L’Ufficio Studi di Confcommercio ha messo a punto un’interessante analisi, “I costi della rappresentanza politica in Italia“, dalla quale emerge una fotografia impietosa degli sprechi e dei costi legati alla politica italiana. Secondo Confcommercio, infatti, la scarsa efficienza dell’apparato pubblico insieme all’eccessivo livello di spesa pubblica rendono indispensabile agire anche su questo fronte per ridurre la pressione fiscale su famiglie e imprese.
Una possibile azione di contenimento della spesa pubblica potrebbe partire proprio dai costi della rappresentanza politica che, in Italia, ammontano a oltre 9 miliardi di euro l’anno, poco più di 350 euro per nucleo familiare, circa 150 euro a testa.

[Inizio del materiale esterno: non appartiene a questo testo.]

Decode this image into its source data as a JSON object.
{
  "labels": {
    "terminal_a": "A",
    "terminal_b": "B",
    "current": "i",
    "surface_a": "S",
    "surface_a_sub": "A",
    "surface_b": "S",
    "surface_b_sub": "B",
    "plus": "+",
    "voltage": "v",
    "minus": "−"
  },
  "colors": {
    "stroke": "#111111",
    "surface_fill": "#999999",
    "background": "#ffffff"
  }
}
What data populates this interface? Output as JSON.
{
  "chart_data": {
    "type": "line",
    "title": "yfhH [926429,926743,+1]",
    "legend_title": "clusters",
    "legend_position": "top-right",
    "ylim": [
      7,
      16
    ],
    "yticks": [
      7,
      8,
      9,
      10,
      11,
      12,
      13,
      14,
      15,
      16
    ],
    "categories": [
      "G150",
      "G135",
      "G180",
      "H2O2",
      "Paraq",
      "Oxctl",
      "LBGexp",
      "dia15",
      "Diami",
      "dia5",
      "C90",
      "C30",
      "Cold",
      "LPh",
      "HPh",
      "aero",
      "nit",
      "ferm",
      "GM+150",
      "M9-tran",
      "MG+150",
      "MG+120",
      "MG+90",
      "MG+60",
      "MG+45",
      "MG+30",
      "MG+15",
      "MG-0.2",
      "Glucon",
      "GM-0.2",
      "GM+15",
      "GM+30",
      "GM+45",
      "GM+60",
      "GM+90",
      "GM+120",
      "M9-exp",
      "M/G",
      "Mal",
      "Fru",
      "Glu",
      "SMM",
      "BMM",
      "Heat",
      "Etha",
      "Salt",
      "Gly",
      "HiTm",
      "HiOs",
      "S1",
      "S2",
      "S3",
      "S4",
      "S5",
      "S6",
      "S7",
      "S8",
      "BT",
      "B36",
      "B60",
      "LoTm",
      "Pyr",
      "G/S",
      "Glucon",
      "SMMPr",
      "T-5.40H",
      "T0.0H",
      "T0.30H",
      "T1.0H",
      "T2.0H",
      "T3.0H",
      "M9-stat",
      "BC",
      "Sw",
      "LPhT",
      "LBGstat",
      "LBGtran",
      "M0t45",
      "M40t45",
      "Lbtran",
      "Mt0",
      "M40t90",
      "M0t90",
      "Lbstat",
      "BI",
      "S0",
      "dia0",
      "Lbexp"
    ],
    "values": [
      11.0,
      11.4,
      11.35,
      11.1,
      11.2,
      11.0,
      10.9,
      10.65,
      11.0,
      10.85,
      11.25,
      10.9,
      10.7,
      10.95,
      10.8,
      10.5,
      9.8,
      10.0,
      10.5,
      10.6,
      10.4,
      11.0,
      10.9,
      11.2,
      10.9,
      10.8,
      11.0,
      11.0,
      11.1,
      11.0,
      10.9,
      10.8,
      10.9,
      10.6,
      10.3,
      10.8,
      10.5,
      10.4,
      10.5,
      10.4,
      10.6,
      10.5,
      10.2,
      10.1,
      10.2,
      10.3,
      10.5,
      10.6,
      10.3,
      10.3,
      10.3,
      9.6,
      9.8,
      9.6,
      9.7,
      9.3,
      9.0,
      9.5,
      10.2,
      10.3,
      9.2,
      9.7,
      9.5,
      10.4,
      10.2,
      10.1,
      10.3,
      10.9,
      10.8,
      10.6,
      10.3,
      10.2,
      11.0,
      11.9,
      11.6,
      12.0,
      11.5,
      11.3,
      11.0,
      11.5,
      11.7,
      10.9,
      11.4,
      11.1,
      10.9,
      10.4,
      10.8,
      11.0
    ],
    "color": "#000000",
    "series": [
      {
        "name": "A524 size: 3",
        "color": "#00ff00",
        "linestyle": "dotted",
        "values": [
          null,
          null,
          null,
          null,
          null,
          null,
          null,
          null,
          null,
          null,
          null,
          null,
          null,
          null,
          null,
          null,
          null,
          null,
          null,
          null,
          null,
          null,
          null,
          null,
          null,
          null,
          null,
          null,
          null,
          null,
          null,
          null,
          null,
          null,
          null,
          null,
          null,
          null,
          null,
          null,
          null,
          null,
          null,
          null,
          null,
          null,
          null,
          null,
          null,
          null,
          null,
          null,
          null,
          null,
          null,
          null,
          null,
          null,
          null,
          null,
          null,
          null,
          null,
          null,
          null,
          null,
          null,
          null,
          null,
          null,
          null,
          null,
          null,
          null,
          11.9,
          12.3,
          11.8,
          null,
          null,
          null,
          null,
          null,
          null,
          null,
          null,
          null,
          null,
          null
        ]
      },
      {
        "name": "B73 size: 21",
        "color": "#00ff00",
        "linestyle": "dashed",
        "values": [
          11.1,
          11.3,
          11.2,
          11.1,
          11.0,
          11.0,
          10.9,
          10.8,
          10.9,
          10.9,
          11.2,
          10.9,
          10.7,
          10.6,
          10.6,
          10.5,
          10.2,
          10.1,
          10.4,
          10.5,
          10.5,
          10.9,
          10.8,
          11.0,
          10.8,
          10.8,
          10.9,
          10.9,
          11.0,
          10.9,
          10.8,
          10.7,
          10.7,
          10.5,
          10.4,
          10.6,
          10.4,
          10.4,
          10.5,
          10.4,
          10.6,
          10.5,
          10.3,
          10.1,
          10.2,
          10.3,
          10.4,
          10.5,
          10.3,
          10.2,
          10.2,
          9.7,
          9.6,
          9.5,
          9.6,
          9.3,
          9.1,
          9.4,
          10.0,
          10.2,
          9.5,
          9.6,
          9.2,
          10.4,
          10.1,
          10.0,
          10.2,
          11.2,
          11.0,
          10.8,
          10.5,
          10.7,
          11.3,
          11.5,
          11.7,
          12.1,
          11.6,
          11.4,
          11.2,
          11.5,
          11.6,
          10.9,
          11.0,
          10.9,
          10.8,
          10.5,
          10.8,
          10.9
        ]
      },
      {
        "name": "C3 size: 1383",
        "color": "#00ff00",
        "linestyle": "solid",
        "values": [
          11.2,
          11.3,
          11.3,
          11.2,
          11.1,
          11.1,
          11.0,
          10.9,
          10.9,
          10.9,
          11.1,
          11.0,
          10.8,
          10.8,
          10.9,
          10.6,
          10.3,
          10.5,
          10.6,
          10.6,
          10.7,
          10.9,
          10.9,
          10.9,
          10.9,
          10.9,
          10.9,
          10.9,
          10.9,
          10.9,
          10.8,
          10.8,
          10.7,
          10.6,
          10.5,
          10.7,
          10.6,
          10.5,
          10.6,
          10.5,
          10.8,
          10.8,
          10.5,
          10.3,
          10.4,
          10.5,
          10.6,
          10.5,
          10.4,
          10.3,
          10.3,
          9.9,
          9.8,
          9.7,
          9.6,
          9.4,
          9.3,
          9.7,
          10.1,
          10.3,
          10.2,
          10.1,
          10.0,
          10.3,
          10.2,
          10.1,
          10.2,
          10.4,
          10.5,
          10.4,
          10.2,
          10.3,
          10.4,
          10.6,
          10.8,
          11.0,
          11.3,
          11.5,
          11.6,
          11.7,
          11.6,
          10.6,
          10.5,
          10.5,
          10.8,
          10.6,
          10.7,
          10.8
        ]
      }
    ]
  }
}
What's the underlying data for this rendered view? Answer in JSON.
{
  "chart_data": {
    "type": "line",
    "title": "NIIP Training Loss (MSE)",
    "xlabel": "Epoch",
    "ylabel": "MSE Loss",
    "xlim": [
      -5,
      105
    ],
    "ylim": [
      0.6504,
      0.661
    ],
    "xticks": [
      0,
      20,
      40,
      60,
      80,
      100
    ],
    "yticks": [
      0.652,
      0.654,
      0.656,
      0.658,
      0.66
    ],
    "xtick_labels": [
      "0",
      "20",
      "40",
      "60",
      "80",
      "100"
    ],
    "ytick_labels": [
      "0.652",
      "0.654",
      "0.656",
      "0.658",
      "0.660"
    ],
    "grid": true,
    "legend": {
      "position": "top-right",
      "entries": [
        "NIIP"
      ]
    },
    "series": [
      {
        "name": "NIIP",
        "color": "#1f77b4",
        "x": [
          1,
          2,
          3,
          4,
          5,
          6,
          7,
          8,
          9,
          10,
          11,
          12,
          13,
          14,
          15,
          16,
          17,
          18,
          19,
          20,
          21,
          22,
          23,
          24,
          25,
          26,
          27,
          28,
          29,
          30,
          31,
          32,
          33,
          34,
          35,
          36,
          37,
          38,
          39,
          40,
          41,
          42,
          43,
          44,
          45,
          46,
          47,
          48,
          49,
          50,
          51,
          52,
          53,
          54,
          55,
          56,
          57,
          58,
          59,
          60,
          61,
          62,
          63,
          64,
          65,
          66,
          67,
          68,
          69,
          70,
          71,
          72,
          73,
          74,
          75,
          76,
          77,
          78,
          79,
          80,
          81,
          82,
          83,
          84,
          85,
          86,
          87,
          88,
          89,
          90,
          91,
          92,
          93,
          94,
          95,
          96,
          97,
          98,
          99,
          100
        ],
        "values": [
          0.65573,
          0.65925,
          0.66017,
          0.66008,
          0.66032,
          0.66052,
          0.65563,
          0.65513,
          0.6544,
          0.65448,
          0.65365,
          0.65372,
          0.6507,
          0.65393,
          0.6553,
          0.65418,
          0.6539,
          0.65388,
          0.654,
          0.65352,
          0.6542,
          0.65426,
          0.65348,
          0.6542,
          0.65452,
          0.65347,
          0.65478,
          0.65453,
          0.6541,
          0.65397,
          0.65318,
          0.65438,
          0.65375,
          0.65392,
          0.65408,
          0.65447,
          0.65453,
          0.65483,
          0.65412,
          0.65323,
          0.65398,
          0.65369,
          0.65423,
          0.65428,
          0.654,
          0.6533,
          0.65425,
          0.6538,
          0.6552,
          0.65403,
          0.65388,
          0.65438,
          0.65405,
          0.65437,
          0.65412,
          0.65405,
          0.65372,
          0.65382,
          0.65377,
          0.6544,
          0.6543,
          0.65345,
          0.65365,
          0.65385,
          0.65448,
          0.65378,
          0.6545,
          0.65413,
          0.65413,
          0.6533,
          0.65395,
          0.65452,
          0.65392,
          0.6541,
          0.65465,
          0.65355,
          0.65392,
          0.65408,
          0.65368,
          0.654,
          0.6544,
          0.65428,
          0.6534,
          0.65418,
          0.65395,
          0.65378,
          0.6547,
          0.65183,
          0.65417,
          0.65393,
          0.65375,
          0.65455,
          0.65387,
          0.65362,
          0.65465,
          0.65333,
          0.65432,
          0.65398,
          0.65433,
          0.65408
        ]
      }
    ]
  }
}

Applicando ai circa 154mila rappresentanti politici dei vari organi nazionali e locali l’ipotesi della riduzione di poco più di un terzo del numero dei parlamentari si avrebbe un risparmio di spesa di oltre 3,3 miliardi all’anno, una cifra sufficiente a ridurre in modo permanente di circa 8 decimi di punto la prima aliquota Irpef a beneficio di oltre 30 milioni di contribuenti; in alterativa il risparmio permetterebbe di ottenere permanentemente una somma di 2.900 euro all’anno da destinare a tutte le famiglie in condizioni di povertà assoluta. Sarebbe in ogni caso la più grande ed efficace operazione di redistribuzione mai effettuata nel nostro Paese.
Da molti anni la spesa pubblica nel nostro Paese si mantiene stabilmente al di sopra del 50% del Pil. È un dato comune alle principali economie europee, anche esse ispirate al modello che intende contemperare esigenze del mercato e coesione sociale, ma che presenta, nel caso dell’Italia, la scarsa efficienza dell’apparato pubblico e la modesta capacità delle politiche redistributive di attenuare/ridurre le disuguaglianze dal lato dei redditi. Ciò sarebbe possibile solo attraverso una graduale riqualificazione e una progressiva riduzione della spesa pubblica.
Nella definizione del perimetro dei costi, Confcommercio ha adottato un’impostazione restrittiva. Inoltre, per ragioni logiche e per l’esigenza di semplificare i conteggi, non è stata inserita nei costi della politica la spesa delle Pubbliche Amministrazioni per trattamenti di quiescenza. Sotto questo profilo, Confcommercio propone una possibile tassonomia dei costi della rappresentanza politica, distinguendo tra costi monetari e costi non monetari. I primi si suddividono in costi diretti (di rappresentanza), cioè riferiti agli emolumenti dei rappresentanti (eletti), costi di funzionamento, comprendenti sia le remunerazioni per personale dipendente e per le collaborazioni (costi indiretti), sia gli acquisti di beni e servizi intermedi della pubblica amministrazione (costi gestionali), strumentali all’esercizio effettivo della rappresentanza politica, e altri costi.
Nel complesso i costi monetari misurabili della rappresentanza politica, calcolati per il 2009, superano i 9,1 miliardi di euro e quindi, considerando i quasi 25 milioni di famiglie e gli oltre 60 milioni di abitanti, i costi della rappresentanza politica valgono circa 367 euro per nucleo familiare, pari a 152 euro a testa.
Quasi il 77% dei costi monetari è costituito dalle spese di funzionamento delle strutture di supporto alle assemblee legislative nazionali e locali. All’interno di queste, le sole spese denominate indirette, corrispondenti alla remunerazione dei dipendenti pubblici che operano in funzione di staff, valgono poco meno del 47% dei costi monetari totali. I costi diretti, invece, che rappresentano il totale delle indennità di funzione e di carica corrisposte ai rappresentanti politici, pesano per oltre il 19% del totale.
Infine, per ogni euro di risparmio sugli sprechi della politica, una catena di “euro” viene potenzialmente risparmiata grazie al fatto che le relazioni socio-economiche della collettività diventano più fruttuose e più dirette, grazie alla ridotta intermediazione e alla limitata invadenza della politica.